Micro-Internships with nano@stanford
Faculty: Debbie Senesky, School of Engineering
Community Collaborator: Foothill College
nano@stanford is partnering with Foothill College’s Science and Learning Institute to introduce Foothill STEM faculty and students to the field of nanotechnology and its ubiquity in STEM research. This project creates an opportunity to engage an untapped population of students with the STEM research community, allowing students to explore research careers while addressing the well-documented need for diverse local technical talent. Foothill STEM instructors and students will experience the innovation environment of state-of-the-art, open-access facilities, like the Stanford Nanofabrication Facility and Stanford Nano Shared Facilities, where university researchers, start-up companies and industrial users have access to staff expertise and precision instrumentation. OCE funds will support micro-research internships for up to 30 students. Outcomes from this program will serve as a model for nano@stanford’s workforce development programs across the Bay Area.
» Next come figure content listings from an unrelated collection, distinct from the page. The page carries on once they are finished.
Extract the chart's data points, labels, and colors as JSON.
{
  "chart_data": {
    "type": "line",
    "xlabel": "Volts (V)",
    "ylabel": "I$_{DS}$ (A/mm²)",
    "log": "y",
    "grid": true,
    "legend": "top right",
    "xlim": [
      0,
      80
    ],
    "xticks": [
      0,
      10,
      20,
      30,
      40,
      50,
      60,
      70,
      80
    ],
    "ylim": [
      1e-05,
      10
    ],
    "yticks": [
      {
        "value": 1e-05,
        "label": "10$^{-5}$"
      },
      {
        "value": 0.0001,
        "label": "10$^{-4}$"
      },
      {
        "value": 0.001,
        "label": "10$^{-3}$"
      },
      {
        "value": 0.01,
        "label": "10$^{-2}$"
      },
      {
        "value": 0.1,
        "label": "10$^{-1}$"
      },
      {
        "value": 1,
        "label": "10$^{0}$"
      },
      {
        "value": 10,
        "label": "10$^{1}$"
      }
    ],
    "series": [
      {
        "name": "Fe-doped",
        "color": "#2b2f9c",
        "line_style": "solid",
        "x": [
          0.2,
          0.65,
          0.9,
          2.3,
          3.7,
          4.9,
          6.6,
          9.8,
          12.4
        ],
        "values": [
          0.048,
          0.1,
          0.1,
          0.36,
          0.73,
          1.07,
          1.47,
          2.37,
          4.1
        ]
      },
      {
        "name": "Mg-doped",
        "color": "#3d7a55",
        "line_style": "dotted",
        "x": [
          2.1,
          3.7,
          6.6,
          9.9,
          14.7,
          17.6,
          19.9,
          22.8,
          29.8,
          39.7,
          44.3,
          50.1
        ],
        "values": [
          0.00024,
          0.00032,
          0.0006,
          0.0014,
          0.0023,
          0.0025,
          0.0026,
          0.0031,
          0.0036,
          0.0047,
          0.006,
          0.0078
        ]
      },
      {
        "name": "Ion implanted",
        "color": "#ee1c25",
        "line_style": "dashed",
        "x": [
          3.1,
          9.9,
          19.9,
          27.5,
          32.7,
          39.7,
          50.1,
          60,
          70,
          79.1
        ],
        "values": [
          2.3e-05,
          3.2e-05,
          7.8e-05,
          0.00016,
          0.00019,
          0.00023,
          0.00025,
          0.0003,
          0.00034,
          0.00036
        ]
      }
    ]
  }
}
Mobile Teen Vans for Youth COVID Vaccination
Faculty: Arash Anoshiravani and Grace Lee, School of Medicine
Community Collaborator: SCC Office of Education and SMC Department of Public Health
The Stanford Children’s Health Teen Van is a mobile clinic offering free health services to uninsured and underinsured youth and young adults in the San Francisco Bay Area. Since the beginning of the COVID-19 pandemic, the Teen Van has played a critical role in responding to community needs, initially by providing access to COVID-19 tests to children and adults. Most recently, the Teen Van has been ensuring access to COVID-19 vaccines for all approved ages, as well as continuing its medical, mental and reproductive health services. OCE funding will cover an extra 6.5 mobile clinic days over six months to extend its reach to individuals and communities hit hard by the pandemic.
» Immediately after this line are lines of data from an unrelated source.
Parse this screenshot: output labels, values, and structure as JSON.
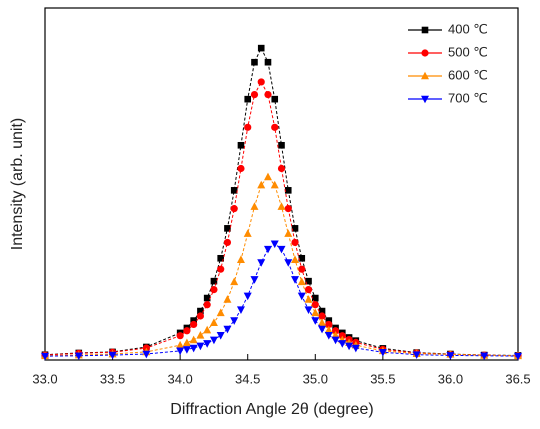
{
  "chart_data": {
    "type": "line",
    "x_label": "Diffraction Angle 2θ (degree)",
    "y_label": "Intensity (arb. unit)",
    "xlim": [
      33,
      36.5
    ],
    "ylim": [
      0,
      100
    ],
    "xticks": [
      {
        "value": 33,
        "label": "33.0"
      },
      33.5,
      {
        "value": 34,
        "label": "34.0"
      },
      34.5,
      {
        "value": 35,
        "label": "35.0"
      },
      35.5,
      {
        "value": 36,
        "label": "36.0"
      },
      36.5
    ],
    "legend": "upper right",
    "x": [
      33.0,
      33.25,
      33.5,
      33.75,
      34.0,
      34.05,
      34.1,
      34.15,
      34.2,
      34.25,
      34.3,
      34.35,
      34.4,
      34.45,
      34.5,
      34.55,
      34.6,
      34.65,
      34.7,
      34.75,
      34.8,
      34.85,
      34.9,
      34.95,
      35.0,
      35.05,
      35.1,
      35.15,
      35.2,
      35.25,
      35.3,
      35.5,
      35.75,
      36.0,
      36.25,
      36.5
    ],
    "series": [
      {
        "name": "400 ℃",
        "color": "#000000",
        "marker": "square",
        "values": [
          1.5,
          2.0,
          2.3,
          3.7,
          7.7,
          9.1,
          11.2,
          13.9,
          17.6,
          22.4,
          28.9,
          37.4,
          48.2,
          61.0,
          74.1,
          84.6,
          88.6,
          84.6,
          74.1,
          61.0,
          48.2,
          37.4,
          28.9,
          22.4,
          17.6,
          13.9,
          11.2,
          9.1,
          7.7,
          6.4,
          5.5,
          3.3,
          2.1,
          1.7,
          1.4,
          1.3
        ]
      },
      {
        "name": "500 ℃",
        "color": "#ff0000",
        "marker": "circle",
        "values": [
          1.4,
          1.9,
          2.2,
          3.4,
          6.9,
          8.3,
          10.1,
          12.5,
          15.7,
          20.0,
          25.8,
          33.4,
          43.0,
          54.4,
          66.1,
          75.4,
          79.0,
          75.4,
          66.1,
          54.4,
          43.0,
          33.4,
          25.8,
          20.0,
          15.7,
          12.5,
          10.1,
          8.3,
          6.9,
          5.8,
          5.0,
          3.0,
          2.0,
          1.6,
          1.4,
          1.2
        ]
      },
      {
        "name": "600 ℃",
        "color": "#ff8c00",
        "marker": "triangle-up",
        "values": [
          1.2,
          1.4,
          1.7,
          2.3,
          4.2,
          4.9,
          5.7,
          7.0,
          8.5,
          10.6,
          13.4,
          17.2,
          22.2,
          28.5,
          35.9,
          43.6,
          49.7,
          52.0,
          49.7,
          43.6,
          35.9,
          28.5,
          22.2,
          17.2,
          13.4,
          10.6,
          8.5,
          7.0,
          5.7,
          4.9,
          4.2,
          2.6,
          1.8,
          1.6,
          1.3,
          1.2
        ]
      },
      {
        "name": "700 ℃",
        "color": "#0000ff",
        "marker": "triangle-down",
        "values": [
          1.1,
          1.2,
          1.4,
          1.7,
          2.6,
          3.0,
          3.4,
          4.0,
          4.7,
          5.7,
          7.0,
          8.8,
          11.2,
          14.3,
          18.2,
          22.9,
          27.7,
          31.5,
          33.0,
          31.5,
          27.7,
          22.9,
          18.2,
          14.3,
          11.2,
          8.8,
          7.0,
          5.7,
          4.7,
          4.0,
          3.4,
          2.2,
          1.5,
          1.3,
          1.2,
          1.1
        ]
      }
    ]
  }
}
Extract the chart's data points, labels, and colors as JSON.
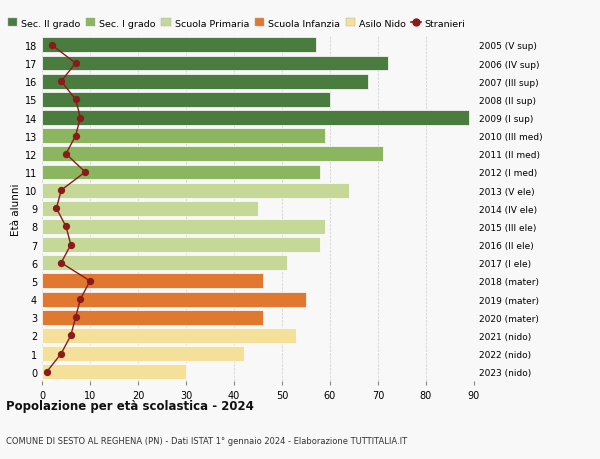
{
  "ages": [
    0,
    1,
    2,
    3,
    4,
    5,
    6,
    7,
    8,
    9,
    10,
    11,
    12,
    13,
    14,
    15,
    16,
    17,
    18
  ],
  "bar_values": [
    30,
    42,
    53,
    46,
    55,
    46,
    51,
    58,
    59,
    45,
    64,
    58,
    71,
    59,
    89,
    60,
    68,
    72,
    57
  ],
  "stranieri": [
    1,
    4,
    6,
    7,
    8,
    10,
    4,
    6,
    5,
    3,
    4,
    9,
    5,
    7,
    8,
    7,
    4,
    7,
    2
  ],
  "right_labels": [
    "2023 (nido)",
    "2022 (nido)",
    "2021 (nido)",
    "2020 (mater)",
    "2019 (mater)",
    "2018 (mater)",
    "2017 (I ele)",
    "2016 (II ele)",
    "2015 (III ele)",
    "2014 (IV ele)",
    "2013 (V ele)",
    "2012 (I med)",
    "2011 (II med)",
    "2010 (III med)",
    "2009 (I sup)",
    "2008 (II sup)",
    "2007 (III sup)",
    "2006 (IV sup)",
    "2005 (V sup)"
  ],
  "bar_colors": [
    "#f5e09a",
    "#f5e09a",
    "#f5e09a",
    "#e07830",
    "#e07830",
    "#e07830",
    "#c5d898",
    "#c5d898",
    "#c5d898",
    "#c5d898",
    "#c5d898",
    "#8cb560",
    "#8cb560",
    "#8cb560",
    "#4a7c40",
    "#4a7c40",
    "#4a7c40",
    "#4a7c40",
    "#4a7c40"
  ],
  "legend_labels": [
    "Sec. II grado",
    "Sec. I grado",
    "Scuola Primaria",
    "Scuola Infanzia",
    "Asilo Nido",
    "Stranieri"
  ],
  "legend_colors": [
    "#4a7c40",
    "#8cb560",
    "#c5d898",
    "#e07830",
    "#f5e09a",
    "#8b1a1a"
  ],
  "title": "Popolazione per età scolastica - 2024",
  "subtitle": "COMUNE DI SESTO AL REGHENA (PN) - Dati ISTAT 1° gennaio 2024 - Elaborazione TUTTITALIA.IT",
  "ylabel": "Età alunni",
  "xlim_max": 90,
  "background_color": "#f8f8f8",
  "grid_color": "#cccccc"
}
Social Science Research Assistant Internship Program for Community College Students
Faculty: Gabriella M. Harari, School of Humanities and Sciences
Community Collaborator: Foothill College and Mission College
The Stanford Institute for Research in the Social Sciences (IRiSS) and Stanford Media and Personality (MAP) Lab are partnering with Foothill College and Mission College to support positive academic outcomes among community college students who are underrepresented in higher education. The project aims to obtain a better understanding of the particular challenges facing community college students from vulnerable populations in the Bay Area who have been especially impacted by the COVID-19 pandemic. OCE funds will remove barriers to participation by supporting up to 20 community college research assistants who will be interns and/or staff within the program in 2022. As a core part of the project, the students will play an important role in a participatory research study focused on understanding how everyday digital media can be harnessed to reach their goals.